Improvements in home-recording technology and a renewed mainstream interest in edgy music make it hard for musicians to hew to a true independent aesthetic. When a drop of cheaply applied polish makes the difference between a Pitchfork review and an Entertainment Weekly review, it's tough for musicians to make a case for low fidelity, unless the style and subject matter demand some scruff.
Daniel Smith's myriad recording projects—Danielson Famile, Br. Danielson, and the like—qualify for the fray. Smith's roots are in the Christian-rock scene, and his music has the quality of street-corner prophecy, all vivid and manic.
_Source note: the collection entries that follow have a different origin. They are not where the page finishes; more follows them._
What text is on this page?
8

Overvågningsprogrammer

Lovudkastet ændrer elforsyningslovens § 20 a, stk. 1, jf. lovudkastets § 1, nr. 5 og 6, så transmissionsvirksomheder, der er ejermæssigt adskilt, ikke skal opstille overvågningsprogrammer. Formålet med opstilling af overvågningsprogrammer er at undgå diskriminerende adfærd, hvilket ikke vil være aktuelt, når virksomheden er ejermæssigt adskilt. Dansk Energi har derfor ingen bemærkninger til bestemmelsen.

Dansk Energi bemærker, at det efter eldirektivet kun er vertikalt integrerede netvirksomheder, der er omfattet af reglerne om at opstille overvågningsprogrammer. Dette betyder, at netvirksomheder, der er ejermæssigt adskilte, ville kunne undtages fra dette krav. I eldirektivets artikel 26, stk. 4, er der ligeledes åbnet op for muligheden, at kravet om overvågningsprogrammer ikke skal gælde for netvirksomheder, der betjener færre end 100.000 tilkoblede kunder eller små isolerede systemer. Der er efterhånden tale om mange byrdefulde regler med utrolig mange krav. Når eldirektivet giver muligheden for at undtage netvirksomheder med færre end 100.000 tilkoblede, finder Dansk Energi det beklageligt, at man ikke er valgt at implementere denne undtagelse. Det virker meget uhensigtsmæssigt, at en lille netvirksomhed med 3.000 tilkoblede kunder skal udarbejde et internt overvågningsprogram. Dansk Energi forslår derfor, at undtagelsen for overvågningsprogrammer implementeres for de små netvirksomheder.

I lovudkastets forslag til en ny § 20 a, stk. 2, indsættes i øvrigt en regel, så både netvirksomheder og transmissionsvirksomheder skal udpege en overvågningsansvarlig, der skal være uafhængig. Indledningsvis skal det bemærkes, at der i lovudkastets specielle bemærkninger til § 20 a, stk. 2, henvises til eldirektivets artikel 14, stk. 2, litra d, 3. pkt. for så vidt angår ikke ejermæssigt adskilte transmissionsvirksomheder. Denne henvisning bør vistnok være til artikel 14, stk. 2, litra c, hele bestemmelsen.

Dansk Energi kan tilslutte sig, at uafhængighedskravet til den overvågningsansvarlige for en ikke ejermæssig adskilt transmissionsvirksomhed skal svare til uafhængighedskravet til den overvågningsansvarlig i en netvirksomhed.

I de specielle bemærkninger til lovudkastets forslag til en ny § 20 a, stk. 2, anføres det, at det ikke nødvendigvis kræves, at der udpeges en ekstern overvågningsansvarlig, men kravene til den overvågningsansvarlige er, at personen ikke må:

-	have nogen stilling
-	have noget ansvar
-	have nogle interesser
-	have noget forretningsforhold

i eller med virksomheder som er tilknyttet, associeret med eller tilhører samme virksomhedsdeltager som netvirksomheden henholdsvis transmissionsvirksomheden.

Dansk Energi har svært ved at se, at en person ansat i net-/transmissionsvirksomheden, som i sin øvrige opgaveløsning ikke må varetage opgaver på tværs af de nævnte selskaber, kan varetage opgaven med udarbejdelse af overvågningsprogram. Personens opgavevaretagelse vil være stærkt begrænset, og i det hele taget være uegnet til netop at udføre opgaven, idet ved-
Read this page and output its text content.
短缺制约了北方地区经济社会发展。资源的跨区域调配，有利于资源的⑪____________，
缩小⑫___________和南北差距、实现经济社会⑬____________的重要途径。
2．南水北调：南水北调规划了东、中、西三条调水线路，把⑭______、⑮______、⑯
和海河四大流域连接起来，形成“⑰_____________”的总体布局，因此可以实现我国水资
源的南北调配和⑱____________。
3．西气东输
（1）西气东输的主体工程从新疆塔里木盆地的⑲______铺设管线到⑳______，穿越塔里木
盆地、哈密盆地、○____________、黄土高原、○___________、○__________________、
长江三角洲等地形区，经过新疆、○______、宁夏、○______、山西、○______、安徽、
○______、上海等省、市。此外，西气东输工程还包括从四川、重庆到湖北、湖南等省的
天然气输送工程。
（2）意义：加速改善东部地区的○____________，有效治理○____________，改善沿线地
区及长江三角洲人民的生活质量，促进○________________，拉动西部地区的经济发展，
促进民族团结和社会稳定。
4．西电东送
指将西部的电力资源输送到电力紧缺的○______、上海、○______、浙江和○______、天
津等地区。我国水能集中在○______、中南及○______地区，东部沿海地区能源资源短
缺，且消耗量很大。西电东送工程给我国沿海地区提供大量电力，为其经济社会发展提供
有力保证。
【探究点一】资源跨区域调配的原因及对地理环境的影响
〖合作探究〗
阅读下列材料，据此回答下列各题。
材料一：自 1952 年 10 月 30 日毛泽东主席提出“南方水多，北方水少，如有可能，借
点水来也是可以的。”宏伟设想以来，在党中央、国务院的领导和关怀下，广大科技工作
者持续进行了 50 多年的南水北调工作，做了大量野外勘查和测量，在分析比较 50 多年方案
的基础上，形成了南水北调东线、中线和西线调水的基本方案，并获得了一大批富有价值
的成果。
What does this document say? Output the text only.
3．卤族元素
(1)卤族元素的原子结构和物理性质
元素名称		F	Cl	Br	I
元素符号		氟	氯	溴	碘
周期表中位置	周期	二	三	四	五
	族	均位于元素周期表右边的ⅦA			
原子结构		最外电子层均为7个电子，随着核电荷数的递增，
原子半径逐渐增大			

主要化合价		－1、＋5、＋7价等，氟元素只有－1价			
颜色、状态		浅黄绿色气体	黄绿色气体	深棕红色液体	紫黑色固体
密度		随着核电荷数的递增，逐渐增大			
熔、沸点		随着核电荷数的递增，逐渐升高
On Br. Danielson's Brother Is To Son, Smith employs what sounds like a barrage of acoustic guitars over percussive piano and brush drums, letting the warring rhythms stand in for the struggle in his soul. Epic songs like the careening "Cookin' Mid-County" are balanced by concise screeds like "Physician Heal Yourself" and "Things Against Stuff," wherein Smith and his rock disciples speak plainly about trying to be transformed by the renewal of the mind instead of pushed into conformity with this world. The group's preaching drifts into cacophony at times, but the handcrafted feel and casual melodicism mostly make Brother Is To Son sound crumpled, heartfelt, and true.
The veteran Chicago indie-rock band The Race is raw in a different way. Working with glitch-tronica stalwart Charles Cooper of Telefon Tel Aviv, The Race aims for the rotting-technology atmosphere favored by bands like Grandaddy and Radiohead. On If You Can, singer Craig Klein drags his voice about a half-step behind the beat, reflecting on an industrialized world where the gears are no longer in sync. While the rest of the group emits warm pulses of plucked guitars, Klein and drummer Kevin Duneman pull away from each other on syrupy tracks like "Safe And Sound" and "Can Get Home," where the disjointed pace becomes lulling and oddly pretty. The Race's songs tend to be sort of indistinct—a common trait in futurist modern rock, where anonymity is practically a theme—but the band keeps most of the tracks under three minutes, merely sketching an elusive vision of romantic decay. Visions like that are the lifeblood of indie-rock, the genre where profoundly personal obsessions can connect with a select group of searchers.